I am trying to characterize the angular deviation of a set of 3D Cartesian vectors V = {v_i} from a fixed z-axis. V is constructed by discretely sampling a complex physical system so it suffers from noise, sparse sampling, etc. If we work in spherical coordinates, I define the azimuthal angle as "phi" and the altitude or polar angle from the z-axis as "theta" (the "physics" convention described here).
I am most interested the angle theta between the elements of V and the z-axis, so I have constructed an area-normalized histogram P_approx(theta) with a 1 degree bin-width across a theta range from 0 to 180 degrees which serves as an approximation of the true probability distribution P(theta). P_approx(theta) is peaked between 0 and 180 and falls toward zero at theta = 0 and theta = 180. A theta-only histogram is desirable since the system should show azimuthal symmetry and summing over all values of phi improves the statistics of the resulting histogram.

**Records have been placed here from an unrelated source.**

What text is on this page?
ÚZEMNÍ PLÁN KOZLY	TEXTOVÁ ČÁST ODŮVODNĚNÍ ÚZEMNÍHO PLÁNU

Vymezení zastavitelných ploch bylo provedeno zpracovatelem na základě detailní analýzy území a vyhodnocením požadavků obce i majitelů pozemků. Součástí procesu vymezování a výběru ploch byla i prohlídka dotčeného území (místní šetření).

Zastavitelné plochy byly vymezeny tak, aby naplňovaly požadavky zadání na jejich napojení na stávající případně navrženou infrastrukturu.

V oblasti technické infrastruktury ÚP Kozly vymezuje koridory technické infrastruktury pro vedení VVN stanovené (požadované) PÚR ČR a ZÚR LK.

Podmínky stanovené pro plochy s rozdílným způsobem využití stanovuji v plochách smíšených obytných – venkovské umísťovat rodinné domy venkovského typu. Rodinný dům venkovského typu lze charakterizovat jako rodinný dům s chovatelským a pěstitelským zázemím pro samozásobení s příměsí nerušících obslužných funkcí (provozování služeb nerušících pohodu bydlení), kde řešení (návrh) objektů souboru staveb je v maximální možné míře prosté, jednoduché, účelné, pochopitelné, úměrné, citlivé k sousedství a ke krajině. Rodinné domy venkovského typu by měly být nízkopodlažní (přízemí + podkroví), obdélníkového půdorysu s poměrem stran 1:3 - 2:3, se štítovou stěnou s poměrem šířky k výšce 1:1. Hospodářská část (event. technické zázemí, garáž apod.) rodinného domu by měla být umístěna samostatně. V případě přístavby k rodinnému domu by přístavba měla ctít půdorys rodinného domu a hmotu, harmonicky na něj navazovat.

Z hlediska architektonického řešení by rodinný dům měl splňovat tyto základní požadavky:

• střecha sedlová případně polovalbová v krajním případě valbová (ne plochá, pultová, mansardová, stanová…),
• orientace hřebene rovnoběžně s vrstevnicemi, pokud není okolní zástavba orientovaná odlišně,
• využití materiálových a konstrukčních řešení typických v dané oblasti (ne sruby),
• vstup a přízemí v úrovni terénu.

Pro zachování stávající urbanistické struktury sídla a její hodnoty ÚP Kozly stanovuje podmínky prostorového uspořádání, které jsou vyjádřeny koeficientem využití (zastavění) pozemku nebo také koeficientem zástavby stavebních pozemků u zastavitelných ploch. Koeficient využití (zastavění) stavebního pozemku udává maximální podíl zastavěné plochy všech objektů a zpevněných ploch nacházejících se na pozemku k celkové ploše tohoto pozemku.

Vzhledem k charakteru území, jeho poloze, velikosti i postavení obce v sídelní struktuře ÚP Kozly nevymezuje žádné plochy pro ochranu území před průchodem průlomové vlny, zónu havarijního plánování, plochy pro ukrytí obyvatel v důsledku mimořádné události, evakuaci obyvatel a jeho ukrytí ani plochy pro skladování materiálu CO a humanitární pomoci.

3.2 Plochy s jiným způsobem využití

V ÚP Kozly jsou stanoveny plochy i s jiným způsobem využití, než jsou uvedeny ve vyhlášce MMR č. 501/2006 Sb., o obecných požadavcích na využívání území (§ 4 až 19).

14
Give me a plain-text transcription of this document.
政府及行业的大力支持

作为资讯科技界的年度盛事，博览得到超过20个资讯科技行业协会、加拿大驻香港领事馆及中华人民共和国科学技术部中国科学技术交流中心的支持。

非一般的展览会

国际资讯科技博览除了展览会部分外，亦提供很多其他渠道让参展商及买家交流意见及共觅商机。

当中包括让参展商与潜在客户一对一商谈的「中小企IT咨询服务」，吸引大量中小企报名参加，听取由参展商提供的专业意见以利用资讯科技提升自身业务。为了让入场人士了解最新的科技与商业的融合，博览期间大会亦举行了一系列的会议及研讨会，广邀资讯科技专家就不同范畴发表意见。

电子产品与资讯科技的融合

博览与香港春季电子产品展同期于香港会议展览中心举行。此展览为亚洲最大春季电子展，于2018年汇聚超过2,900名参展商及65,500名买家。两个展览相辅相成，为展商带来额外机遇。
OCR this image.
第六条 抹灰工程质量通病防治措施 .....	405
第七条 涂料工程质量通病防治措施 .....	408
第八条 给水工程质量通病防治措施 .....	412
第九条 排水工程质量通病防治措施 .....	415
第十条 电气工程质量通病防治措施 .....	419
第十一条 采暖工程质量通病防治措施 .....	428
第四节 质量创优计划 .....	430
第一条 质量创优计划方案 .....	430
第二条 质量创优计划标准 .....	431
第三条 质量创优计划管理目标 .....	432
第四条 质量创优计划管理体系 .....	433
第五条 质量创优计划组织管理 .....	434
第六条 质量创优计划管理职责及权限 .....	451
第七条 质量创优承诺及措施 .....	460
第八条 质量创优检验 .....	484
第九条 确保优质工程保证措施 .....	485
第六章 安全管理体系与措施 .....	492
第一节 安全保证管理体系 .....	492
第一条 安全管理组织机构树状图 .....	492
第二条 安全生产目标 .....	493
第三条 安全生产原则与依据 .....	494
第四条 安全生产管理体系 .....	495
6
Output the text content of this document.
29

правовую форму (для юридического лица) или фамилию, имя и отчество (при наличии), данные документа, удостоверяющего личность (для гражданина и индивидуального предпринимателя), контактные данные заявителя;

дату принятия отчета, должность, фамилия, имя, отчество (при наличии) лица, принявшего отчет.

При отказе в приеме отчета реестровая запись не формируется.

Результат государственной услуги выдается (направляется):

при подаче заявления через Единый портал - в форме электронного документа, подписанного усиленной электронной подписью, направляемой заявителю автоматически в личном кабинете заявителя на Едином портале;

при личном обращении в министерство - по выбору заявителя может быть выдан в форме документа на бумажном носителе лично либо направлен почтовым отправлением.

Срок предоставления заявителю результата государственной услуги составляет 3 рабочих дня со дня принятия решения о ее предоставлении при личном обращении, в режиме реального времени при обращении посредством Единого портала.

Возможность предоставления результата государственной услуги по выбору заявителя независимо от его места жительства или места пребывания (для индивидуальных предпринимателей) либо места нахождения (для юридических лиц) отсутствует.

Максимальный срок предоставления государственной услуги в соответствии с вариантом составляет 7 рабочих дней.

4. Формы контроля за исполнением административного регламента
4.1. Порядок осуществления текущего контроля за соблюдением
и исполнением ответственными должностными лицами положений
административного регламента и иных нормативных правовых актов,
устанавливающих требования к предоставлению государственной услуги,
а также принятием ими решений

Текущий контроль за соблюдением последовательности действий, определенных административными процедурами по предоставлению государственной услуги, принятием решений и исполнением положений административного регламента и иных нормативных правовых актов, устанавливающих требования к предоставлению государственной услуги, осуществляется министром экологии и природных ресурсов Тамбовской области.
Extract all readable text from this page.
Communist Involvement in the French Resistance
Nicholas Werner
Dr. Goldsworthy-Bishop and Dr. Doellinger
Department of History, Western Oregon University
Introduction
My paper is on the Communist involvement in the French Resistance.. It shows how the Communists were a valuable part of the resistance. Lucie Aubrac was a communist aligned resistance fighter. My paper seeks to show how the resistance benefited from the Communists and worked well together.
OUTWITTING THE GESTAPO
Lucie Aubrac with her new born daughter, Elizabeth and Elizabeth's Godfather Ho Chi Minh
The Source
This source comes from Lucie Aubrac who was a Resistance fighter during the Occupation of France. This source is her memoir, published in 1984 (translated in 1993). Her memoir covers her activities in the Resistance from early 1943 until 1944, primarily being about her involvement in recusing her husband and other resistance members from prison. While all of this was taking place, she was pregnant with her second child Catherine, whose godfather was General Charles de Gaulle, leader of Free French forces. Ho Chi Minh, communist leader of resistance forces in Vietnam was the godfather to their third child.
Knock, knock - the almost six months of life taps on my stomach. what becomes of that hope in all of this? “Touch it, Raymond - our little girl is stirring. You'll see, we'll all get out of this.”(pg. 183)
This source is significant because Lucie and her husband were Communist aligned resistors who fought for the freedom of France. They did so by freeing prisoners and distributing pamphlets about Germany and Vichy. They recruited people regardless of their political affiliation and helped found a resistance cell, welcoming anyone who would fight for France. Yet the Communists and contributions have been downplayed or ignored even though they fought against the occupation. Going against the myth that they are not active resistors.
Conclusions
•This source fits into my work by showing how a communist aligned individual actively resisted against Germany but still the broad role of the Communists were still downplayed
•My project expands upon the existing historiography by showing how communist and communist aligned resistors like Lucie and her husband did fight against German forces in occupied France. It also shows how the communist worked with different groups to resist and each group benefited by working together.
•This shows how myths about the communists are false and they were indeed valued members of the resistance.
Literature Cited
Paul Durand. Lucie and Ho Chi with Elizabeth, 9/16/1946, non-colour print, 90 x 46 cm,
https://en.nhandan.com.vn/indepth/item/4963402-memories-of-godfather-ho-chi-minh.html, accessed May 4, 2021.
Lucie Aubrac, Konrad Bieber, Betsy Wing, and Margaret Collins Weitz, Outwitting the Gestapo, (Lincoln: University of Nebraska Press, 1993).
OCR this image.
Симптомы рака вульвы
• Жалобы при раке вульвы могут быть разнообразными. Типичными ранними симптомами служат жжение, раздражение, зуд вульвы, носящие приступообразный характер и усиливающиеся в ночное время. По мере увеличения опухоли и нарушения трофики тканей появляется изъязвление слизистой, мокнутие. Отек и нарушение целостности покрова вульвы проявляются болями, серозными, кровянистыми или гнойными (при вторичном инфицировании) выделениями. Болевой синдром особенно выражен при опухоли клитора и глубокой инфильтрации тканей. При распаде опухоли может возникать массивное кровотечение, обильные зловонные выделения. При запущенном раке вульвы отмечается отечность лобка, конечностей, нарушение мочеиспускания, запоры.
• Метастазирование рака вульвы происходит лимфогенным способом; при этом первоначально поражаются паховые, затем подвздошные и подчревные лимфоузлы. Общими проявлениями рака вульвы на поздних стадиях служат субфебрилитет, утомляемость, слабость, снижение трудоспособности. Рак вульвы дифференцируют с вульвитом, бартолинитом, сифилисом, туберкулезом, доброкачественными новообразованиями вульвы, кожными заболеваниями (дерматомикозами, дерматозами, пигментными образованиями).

I am reluctant to use P_approx(theta) to characterize the angular behavior in my system since orientations near theta = 90 are favored relative to orientations near theta = 0 and theta = 180 (more surface area of the unit sphere when integrating along phi). For example, if the vector evenly samples the upper hemisphere of a unit sphere (0 < theta < 90, 0 < phi < 360), the P(theta) will still be peaked. This is misleading.
Does anyone know of a more physically-insightful method to characterize the angular preferences of the dataset V?